The rivals each make around 40 per cent of their sales in emerging markets. Analysts expect Diageo to be first to hit the 50 per cent mark boosted by recent deals, while Pernod admits it is some time away from joining the serious acquisition trail.
Diageo chief executive Paul Walsh says he is seeing faster growth in emerging markets than his rivals, driven by buoyant Scotch whisky sales, and expects to meet his target to get half group sales from these fast-growing markets by 2015.
“We are absolutely on track. I will be personally disappointed if we do not get there earlier,” he said, stressing growth was coming from a wide range of emerging markets, giving him confidence that this performance was set to continue.
Diageo’s sales grew in the last half of 2011 by 8 per cent while those in emerging markets were up 18 per cent. They are set to be boosted further as the group bought Turkey’s Mey Icki brand for £1.3 billion and a stake in China’s Sichuan Shuijingfang last year, plus one in Brazil’s Ypioca earlier this year.
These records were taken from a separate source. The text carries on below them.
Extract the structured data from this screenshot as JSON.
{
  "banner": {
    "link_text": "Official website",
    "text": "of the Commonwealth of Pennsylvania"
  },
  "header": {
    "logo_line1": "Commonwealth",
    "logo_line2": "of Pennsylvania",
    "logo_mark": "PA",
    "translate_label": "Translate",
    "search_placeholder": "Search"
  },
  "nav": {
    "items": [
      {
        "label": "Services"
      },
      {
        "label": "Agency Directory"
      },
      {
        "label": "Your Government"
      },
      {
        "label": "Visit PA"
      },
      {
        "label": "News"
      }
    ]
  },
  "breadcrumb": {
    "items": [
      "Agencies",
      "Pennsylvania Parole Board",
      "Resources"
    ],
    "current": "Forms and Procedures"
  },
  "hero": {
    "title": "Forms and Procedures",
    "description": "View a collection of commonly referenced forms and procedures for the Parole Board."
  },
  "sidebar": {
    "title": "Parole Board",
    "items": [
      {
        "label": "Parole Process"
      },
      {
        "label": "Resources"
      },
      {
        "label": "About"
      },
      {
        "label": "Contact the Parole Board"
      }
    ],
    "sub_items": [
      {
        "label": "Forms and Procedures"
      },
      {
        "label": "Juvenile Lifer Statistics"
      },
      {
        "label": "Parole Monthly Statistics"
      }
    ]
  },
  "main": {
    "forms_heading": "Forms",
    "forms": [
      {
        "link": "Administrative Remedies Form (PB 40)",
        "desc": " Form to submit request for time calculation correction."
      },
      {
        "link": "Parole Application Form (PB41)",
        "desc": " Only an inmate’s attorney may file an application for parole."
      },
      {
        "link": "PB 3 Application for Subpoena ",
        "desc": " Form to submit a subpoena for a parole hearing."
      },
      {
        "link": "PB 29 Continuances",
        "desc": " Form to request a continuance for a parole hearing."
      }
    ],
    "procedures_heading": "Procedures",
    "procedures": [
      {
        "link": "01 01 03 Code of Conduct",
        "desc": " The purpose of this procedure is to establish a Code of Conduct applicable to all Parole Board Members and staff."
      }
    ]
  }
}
“Diageo is in an aggressive acquisition mode as it sees the growth to be had from these local brands and we would expect it to get to the 50 per cent level before Pernod,” said one investment banker.
Pernod chief executive Pierre Pringuet has ruled out big acquisitions over the next year as the company cuts debts after buying Absolut owner Vin & Sprit in 2008 for €5.7bn (£4.6bn), but said he expected to hit the 50 per cent mark in two to three years.
Analyst Chris Pitcher, at broker Redburn, said Diageo was entering a new era of sustained growth helped by its global leadership of the fast-growing Scotch market and expects half of Scotch industry sales this year to come from emerging markets.
Scotch is the world’s biggest international spirits category and business is booming, especially in Brazil, Russia, India and China, where drinking whisky has become a status symbol among the growing middle classes. Both Diageo and Pernod are investing in Scotland to meet the expected strong demand.
News of the analysts’ comments came as Scotland on Sunday revealed Walsh is interested in participating in any merger and acquisition activity in the whisky market that may result from the growing thirst for Scotch in emerging markets.